What does the name Kathleen stand for?
The name Kathleen is primarily a female name of Irish origin that means Pure.
Is Kathleen a Catholic name?
When Catholicism took hold in Ireland, it brought with it a tide of St. Catherines, popularizing the name. Catherine became Caitlín in Irish which was Anglicized first as Cathleen and then Kathleen.
What is the Hebrew name for Kathleen?
Zakiah (Hebrew: זַכִּיָה), also spelt Zakiya, Zakia, Zakiyah, or Zakayah, is a Hebrew female given name also meaning “pure”. It may be used as a Hebrew equivalent of Katherine, owing to Katherine’s supposed Greek derivation from katharos “pure”.
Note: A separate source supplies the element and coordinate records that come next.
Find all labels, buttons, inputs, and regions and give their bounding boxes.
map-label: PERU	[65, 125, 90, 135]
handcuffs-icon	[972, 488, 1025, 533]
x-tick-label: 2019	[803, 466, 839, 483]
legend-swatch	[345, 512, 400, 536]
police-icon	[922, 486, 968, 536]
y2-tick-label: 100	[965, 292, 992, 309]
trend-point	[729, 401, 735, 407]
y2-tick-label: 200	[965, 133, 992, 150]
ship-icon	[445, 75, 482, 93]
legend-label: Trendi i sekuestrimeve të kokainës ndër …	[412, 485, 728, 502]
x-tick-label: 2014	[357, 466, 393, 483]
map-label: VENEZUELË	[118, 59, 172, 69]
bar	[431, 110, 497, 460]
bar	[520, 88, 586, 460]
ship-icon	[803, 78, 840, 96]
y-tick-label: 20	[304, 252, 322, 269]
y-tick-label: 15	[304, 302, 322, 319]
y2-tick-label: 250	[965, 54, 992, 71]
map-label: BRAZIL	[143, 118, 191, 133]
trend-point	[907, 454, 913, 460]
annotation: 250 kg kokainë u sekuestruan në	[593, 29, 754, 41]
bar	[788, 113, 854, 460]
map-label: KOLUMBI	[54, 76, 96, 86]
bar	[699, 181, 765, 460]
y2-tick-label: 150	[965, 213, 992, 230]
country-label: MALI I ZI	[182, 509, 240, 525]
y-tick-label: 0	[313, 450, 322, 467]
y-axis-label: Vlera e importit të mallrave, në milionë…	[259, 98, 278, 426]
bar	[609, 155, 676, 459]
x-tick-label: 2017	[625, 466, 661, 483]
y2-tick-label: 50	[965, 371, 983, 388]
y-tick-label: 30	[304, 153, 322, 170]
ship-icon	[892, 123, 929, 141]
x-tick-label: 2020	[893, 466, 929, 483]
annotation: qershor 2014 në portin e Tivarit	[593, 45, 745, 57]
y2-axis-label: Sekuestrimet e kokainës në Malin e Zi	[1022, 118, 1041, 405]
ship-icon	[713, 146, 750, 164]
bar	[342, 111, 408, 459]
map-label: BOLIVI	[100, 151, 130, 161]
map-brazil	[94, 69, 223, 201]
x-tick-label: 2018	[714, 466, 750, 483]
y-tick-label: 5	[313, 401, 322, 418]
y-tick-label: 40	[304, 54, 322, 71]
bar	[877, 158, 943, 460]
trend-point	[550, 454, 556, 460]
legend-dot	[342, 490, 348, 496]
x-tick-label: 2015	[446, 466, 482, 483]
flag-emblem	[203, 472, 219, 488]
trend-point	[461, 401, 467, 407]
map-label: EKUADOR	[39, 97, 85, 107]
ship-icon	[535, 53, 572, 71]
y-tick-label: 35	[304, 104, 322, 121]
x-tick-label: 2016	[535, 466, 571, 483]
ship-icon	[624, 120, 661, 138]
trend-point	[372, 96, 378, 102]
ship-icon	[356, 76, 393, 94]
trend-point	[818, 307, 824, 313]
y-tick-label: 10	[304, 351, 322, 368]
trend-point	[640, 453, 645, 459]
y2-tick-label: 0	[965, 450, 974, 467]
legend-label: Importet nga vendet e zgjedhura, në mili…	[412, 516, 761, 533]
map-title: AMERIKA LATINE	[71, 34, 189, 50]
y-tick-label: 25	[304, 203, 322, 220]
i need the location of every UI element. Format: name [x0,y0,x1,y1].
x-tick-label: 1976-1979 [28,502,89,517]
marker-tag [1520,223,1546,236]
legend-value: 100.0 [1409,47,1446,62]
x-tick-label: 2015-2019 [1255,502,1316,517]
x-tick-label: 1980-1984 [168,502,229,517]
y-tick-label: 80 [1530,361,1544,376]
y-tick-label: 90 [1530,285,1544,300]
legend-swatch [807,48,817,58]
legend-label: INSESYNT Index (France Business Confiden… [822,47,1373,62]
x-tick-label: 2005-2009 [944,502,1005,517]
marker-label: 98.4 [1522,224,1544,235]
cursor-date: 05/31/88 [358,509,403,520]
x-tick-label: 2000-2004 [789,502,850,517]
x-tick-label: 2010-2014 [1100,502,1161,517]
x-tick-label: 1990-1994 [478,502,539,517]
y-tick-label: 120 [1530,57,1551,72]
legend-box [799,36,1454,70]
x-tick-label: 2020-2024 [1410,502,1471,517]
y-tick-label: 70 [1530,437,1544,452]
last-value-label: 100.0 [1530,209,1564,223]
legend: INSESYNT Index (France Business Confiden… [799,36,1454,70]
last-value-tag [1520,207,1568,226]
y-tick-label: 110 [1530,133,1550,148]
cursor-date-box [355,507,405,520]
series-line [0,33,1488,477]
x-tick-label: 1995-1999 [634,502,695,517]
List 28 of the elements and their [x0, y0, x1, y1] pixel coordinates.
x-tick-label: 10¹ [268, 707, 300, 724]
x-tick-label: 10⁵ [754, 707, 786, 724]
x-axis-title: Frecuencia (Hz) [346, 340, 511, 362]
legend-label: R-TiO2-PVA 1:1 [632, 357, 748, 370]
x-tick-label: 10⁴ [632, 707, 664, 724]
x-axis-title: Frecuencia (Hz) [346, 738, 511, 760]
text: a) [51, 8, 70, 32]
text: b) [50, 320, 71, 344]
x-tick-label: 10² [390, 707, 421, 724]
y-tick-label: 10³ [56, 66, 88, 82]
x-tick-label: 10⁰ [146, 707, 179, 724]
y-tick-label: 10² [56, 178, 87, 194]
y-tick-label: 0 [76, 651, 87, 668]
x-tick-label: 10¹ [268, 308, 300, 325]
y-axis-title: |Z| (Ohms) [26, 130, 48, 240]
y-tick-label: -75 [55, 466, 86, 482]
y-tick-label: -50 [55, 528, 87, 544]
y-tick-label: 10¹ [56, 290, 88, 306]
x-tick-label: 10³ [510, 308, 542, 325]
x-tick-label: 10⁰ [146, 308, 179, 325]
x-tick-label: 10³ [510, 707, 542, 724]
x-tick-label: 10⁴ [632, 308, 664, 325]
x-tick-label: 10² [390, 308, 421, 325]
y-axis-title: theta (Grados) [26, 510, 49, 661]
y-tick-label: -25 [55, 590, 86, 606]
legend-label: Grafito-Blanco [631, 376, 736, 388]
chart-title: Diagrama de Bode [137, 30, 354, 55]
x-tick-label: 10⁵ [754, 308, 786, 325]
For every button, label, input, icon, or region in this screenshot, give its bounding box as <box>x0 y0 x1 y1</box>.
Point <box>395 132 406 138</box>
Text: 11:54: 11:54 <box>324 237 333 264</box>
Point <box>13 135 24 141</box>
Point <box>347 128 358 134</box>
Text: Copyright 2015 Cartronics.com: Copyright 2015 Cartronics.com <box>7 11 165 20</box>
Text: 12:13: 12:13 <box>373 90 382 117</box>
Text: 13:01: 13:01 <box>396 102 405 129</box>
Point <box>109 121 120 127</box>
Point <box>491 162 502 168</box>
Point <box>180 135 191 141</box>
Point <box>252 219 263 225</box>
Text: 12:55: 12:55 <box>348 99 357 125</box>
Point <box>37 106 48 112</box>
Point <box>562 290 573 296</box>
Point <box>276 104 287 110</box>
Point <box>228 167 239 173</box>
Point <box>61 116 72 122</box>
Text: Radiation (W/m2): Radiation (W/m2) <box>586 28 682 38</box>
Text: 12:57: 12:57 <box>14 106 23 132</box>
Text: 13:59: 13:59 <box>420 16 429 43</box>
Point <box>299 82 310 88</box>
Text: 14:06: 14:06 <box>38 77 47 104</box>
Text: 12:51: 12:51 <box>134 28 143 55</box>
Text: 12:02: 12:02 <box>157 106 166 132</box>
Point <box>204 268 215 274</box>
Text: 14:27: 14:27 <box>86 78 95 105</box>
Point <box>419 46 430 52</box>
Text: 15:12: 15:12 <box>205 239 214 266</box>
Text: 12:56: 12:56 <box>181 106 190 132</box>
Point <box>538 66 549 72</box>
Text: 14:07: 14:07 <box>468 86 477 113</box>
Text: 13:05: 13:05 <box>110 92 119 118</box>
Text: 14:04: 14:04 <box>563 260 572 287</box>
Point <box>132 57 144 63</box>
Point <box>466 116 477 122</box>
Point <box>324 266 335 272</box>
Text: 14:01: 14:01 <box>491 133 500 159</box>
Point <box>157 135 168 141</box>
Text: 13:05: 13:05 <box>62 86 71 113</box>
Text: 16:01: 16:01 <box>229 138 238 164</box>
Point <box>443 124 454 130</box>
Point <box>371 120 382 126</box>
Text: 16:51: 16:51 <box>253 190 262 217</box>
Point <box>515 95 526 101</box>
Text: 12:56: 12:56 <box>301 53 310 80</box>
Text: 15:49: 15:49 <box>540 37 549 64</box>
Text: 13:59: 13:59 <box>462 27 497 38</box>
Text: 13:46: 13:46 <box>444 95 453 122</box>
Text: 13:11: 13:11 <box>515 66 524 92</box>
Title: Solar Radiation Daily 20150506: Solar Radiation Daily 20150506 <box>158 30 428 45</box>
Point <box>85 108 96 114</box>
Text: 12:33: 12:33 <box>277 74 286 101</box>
What does the middle name Kathleen mean?
Kathleen Origin and Meaning
The name Kathleen is a girl’s name of Irish origin meaning “pure”. … Kathy Griffin and Kate Walsh were born Kathleen, and it’s J.K. Rowling’s adopted middle name, after her paternal grandmother.
What is a nickname for Kathleen?
Nicknames: Kat, Kath, Kathy, Kate, Katie (or Katy).
What does Kathleen mean in Irish?
In Irish Baby Names the meaning of the name Kathleen is: Pure. Clear. Innocent. From the Gaelic form Caitlin.
Who is the patron saint of Kathleen?
|Saint Katharine Drexel S.B.S.|
|Born||November 26, 1858 Philadelphia, Pennsylvania, U.S.|
|Died||March 3, 1955 (aged 96) Bensalem, Pennsylvania, U.S.|
|Venerated in||Roman Catholic Church|
|Beatified||November 20, 1988 by Pope John Paul II|
Is Mary a Hebrew name?
The name Mary was derived from the ancient Hebrew name Miriam. Miriam was the name of Moses’ sister in the Old Testament of the Bible. … Origin: In Latin editions of the Bible, the name Miriam (or Maryam, an Aramaic variant) was rendered as Maria.
What does Jessica name mean?
Jessica is a traditionally feminine name with Hebrew roots meaning “rich” or “God beholds” — it comes from the Hebrew “yiskah,” and variations include Iska, Jeska, Yessica, Jessika, Jess, Jessie and Jesse. Iscah was a daughter of Haran in the Bible’s Book of Genesis.
What does Kathy mean?
In Latin Baby Names the meaning of the name Kathy is: Pure, clear. Form of the Latin ‘Katharina’, from the Greek ‘Aikaterina’. It was borne by a number of saints, including St Catherine of Alexandria, a 4th century martyr who suffered torture on a spiked wheel.